LI – É muito portuguesa a ideia de achar – desculpem a expressão... – que “a galinha da vizinha é melhor que a minha”. Mas creio que fazemos um bom trabalho, especialmente com os meios que temos. Temos excelentes profissionais, criativos, que pensam “fora da caixa”. Aplicamos abordagens inovadoras – que temos tido oportunidade de partilhar, mas também de melhorar. E nisso há que dar relevância ao que os projetos europeus (como por exemplo o Erasmus+) têm permitido. O intercâmbio de boas práticas e capacitação tem trazido ganhos significativos.
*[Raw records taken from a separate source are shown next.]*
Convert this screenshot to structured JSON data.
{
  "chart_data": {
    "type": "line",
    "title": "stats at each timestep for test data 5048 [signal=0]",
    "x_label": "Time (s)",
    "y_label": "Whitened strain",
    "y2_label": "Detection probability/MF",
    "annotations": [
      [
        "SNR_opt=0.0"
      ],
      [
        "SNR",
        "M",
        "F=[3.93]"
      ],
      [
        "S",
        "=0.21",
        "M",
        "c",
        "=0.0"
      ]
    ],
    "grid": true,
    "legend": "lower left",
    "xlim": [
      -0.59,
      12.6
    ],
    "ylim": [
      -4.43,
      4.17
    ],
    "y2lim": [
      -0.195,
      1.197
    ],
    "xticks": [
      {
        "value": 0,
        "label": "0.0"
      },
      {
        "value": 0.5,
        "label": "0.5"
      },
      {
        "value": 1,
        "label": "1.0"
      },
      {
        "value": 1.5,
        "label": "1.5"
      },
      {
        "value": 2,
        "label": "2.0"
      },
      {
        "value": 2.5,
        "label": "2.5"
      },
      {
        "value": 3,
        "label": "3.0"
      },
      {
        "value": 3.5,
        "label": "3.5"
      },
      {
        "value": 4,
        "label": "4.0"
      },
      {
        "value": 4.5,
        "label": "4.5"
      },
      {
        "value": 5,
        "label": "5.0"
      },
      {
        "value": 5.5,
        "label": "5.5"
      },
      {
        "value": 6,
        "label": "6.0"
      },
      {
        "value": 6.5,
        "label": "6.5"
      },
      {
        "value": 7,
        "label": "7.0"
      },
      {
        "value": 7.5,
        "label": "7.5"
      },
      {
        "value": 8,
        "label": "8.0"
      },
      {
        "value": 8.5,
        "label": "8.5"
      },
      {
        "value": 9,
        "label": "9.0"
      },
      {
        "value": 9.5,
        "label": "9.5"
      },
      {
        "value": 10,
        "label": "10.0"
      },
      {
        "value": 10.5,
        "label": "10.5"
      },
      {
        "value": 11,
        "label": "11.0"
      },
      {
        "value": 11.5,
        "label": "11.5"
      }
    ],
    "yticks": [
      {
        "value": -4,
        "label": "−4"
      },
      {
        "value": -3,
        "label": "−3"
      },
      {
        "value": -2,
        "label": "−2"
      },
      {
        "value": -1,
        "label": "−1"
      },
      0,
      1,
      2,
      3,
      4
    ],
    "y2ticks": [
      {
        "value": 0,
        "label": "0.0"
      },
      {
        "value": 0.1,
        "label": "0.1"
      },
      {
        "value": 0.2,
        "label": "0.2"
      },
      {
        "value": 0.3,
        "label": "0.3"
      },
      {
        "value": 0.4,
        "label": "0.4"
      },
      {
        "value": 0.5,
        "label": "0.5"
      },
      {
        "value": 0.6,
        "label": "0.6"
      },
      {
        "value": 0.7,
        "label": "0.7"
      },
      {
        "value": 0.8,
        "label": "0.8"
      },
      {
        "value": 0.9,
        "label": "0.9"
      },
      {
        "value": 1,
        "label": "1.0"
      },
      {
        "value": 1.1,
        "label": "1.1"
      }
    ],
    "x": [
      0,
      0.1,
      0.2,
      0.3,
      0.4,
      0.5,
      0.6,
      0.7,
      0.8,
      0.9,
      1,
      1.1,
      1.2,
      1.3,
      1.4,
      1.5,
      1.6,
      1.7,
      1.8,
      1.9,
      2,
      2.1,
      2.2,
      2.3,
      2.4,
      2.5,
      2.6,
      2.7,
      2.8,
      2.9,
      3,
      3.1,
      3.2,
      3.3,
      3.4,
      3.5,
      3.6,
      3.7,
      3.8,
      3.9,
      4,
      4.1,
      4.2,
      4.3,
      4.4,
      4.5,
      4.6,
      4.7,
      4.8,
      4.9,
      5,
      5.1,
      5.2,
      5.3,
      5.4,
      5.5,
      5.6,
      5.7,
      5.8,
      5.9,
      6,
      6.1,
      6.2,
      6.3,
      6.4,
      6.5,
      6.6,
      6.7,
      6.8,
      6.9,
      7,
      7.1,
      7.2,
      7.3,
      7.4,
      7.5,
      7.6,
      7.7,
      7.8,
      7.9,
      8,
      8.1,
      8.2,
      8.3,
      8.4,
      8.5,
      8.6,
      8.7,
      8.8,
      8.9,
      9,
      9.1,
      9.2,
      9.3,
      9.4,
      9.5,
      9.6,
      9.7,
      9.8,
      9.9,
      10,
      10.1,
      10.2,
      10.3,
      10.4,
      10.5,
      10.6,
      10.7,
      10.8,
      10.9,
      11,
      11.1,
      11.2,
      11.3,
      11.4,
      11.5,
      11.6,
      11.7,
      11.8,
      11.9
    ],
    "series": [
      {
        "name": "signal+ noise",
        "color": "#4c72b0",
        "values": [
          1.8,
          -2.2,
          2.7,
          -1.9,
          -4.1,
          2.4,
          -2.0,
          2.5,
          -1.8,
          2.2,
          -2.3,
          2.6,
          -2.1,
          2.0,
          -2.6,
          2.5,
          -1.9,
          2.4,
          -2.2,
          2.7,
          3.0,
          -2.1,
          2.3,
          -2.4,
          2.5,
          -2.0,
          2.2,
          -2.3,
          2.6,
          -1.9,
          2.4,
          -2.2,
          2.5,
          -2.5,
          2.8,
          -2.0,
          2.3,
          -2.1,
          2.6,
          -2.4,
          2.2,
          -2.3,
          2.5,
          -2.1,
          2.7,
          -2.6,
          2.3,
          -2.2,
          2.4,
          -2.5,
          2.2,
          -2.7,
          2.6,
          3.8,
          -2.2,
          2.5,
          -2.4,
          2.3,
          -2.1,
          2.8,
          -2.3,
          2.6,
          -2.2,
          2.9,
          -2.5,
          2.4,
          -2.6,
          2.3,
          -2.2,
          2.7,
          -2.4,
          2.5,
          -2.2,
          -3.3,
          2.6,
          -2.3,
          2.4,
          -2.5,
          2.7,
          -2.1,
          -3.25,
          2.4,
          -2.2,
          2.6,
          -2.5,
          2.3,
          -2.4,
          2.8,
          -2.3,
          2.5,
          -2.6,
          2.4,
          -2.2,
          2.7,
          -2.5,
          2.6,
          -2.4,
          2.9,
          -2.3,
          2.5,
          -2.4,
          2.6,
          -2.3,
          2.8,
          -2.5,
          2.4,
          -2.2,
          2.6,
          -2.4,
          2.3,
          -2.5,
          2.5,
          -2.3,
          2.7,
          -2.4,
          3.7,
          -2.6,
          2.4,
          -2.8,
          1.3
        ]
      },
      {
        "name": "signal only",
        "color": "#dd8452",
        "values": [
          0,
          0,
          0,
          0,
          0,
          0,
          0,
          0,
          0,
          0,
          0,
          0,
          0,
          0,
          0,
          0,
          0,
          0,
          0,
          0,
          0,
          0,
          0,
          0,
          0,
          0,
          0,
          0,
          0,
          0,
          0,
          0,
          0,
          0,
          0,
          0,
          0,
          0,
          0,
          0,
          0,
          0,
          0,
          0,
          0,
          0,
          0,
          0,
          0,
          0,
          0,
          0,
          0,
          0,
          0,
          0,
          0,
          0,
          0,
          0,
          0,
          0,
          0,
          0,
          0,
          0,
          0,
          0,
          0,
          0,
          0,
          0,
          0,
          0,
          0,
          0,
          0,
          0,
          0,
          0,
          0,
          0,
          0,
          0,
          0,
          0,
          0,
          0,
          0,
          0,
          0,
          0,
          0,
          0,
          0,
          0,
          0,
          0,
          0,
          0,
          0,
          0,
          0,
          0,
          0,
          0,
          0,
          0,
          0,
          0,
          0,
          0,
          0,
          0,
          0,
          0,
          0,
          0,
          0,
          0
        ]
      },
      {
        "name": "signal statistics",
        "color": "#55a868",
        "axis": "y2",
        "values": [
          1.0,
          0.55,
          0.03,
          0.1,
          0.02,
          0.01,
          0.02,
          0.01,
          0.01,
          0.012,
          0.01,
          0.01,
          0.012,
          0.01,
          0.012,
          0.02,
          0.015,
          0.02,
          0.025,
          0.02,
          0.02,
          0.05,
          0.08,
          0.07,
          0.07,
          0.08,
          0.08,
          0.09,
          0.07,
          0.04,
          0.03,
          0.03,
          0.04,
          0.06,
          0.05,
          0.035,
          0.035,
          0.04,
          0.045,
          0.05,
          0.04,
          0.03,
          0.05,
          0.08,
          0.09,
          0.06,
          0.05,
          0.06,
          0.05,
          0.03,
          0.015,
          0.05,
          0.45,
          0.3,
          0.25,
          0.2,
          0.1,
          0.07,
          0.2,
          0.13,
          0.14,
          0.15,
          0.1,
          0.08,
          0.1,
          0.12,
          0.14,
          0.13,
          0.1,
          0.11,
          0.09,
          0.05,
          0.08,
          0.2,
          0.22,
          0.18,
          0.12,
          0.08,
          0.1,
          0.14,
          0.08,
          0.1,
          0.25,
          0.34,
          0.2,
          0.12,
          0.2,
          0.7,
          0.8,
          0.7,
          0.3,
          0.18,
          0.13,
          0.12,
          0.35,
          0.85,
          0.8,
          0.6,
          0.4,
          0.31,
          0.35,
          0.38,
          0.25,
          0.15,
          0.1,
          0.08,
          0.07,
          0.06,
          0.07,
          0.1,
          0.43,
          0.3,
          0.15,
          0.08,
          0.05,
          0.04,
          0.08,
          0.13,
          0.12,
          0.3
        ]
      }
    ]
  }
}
Claro está que tudo isto moderniza as sociedades, mas também permite uma homogeneização daquilo que se faz bem, transversalmente nos vários países.
08 – Como acha que vão ser os próximos 10 anos para as pessoas com deficiência?
LI – É importante continuar a apostar no desenvolvimento de políticas comuns nos vários países europeus, no envolvimento das instituições ligadas à deficiência, das famílias, e das próprias pessoas com deficiência – como construtoras das soluções e não como parte do problema!
No meio associativo gostaria de ver mais pessoas com deficiência (e mais jovens) envolvidas nos órgãos sociais das instituições, na construção das soluções para a melhoria das suas vidas e da dos seus pares. Temos margem para melhorar, mas penso que vamos no bom caminho. E que daqui a 10 anos os desafios de hoje serão já a normalidade. Se bem que novos desafios existirão entretanto...
09 – Como deseja que sejam os próximos 10 anos na sua vida?
LI – Gostaria de, daqui a 10 anos, olhar para trás e ver que o caminho trilhado foi o correto. De ser um melhor cidadão do meu país e do Mundo. De conhecer mais Mundo e mais pessoas. De olhar à minha volta e ver menos dificuldades (ou pelo menos não as mesmas).
Mais união entre as pessoas, mais solidariedade e simpatia, mais empatia e justiça.
Quem sabe, constituir família...
10 – Que mensagem deixa à Plural&Singular pelos 10 anos de existência?
LI – Tenho que dar relevância à vossa perseverança em divulgar e trazer para a ordem do dia as temáticas que estão relacionadas com a deficiência, não apenas para informar todos os que “se movem” na área da deficiência, mas também para informar/sensibilizar os cidadãos em geral para temas importantes. Assim, incentivo à continuidade do vosso trabalho e sucesso para que, todos juntos, consigamos tornar o dia de amanhã (e por mais décadas) ainda melhor.